If you are a 10-year-old little boy or girl living in a struggling neighborhood, you go to a struggling school and are not getting the education you are supposed to. You leave at 3:00 or 3:30 in the afternoon and go to a recreation center or library for after-school help or computer access and everything is a mess, the ceiling is falling in and rain is coming through the windows. By the time you’re 18-20-years-old you have no feeling of equity in your life — you become cold, become cold to life, cold to interactions with people and that’s what we need to stop.

In addition to changing our poverty issues, we need to be sure that young people in our neighborhoods understand that we care about them and that there is a future in the city for them. I know that the beverage tax annoys people every now and then [this tax pays for Philadelphia’s free pre-K program], but when you have other governments like Washington D.C. which is a total mess, Harrisburg which is less of a mess but still a mess, not wanting to invest in people or invest in education, invest in our population, we have to do it ourselves.

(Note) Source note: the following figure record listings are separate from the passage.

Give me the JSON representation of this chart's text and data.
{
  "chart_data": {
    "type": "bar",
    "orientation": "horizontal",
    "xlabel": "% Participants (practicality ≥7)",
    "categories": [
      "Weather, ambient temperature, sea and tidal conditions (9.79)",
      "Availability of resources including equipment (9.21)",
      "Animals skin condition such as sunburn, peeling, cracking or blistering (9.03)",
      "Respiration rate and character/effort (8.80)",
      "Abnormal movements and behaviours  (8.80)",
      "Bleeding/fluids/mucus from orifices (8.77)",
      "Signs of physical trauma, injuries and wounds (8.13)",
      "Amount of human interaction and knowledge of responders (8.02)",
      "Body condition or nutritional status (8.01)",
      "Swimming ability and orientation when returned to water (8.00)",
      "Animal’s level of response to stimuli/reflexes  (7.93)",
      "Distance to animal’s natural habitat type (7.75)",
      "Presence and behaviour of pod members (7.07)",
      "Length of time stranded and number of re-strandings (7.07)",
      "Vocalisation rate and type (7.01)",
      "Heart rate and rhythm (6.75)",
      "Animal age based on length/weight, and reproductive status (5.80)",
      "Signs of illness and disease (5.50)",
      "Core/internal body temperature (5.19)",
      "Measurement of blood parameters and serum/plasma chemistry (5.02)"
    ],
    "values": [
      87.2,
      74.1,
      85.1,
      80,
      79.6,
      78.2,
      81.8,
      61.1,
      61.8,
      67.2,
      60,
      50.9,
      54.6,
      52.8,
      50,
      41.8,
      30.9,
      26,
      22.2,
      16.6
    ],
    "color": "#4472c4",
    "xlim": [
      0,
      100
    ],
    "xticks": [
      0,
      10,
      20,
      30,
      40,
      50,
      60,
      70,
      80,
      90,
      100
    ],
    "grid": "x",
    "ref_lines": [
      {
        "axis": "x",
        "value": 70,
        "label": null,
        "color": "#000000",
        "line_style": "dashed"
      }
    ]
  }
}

So let’s fund our schools, let’s take care of our parks and recreation centers, and fix up our libraries, and let’s have an equitable society for all of our kids!”

“So let’s fund our schools, let’s take care of our parks and recreation centers, and fix up our libraries, and let’s have an equitable society for all of our kids!”

INVESTING IN CHILDREN

One answer to the question is that he is a man who sees investing in children as critical for the future. Not doing so means at-risk kids leading to an endless cycle of poverty, lawlessness, and declining cities. His hand always goes out to children.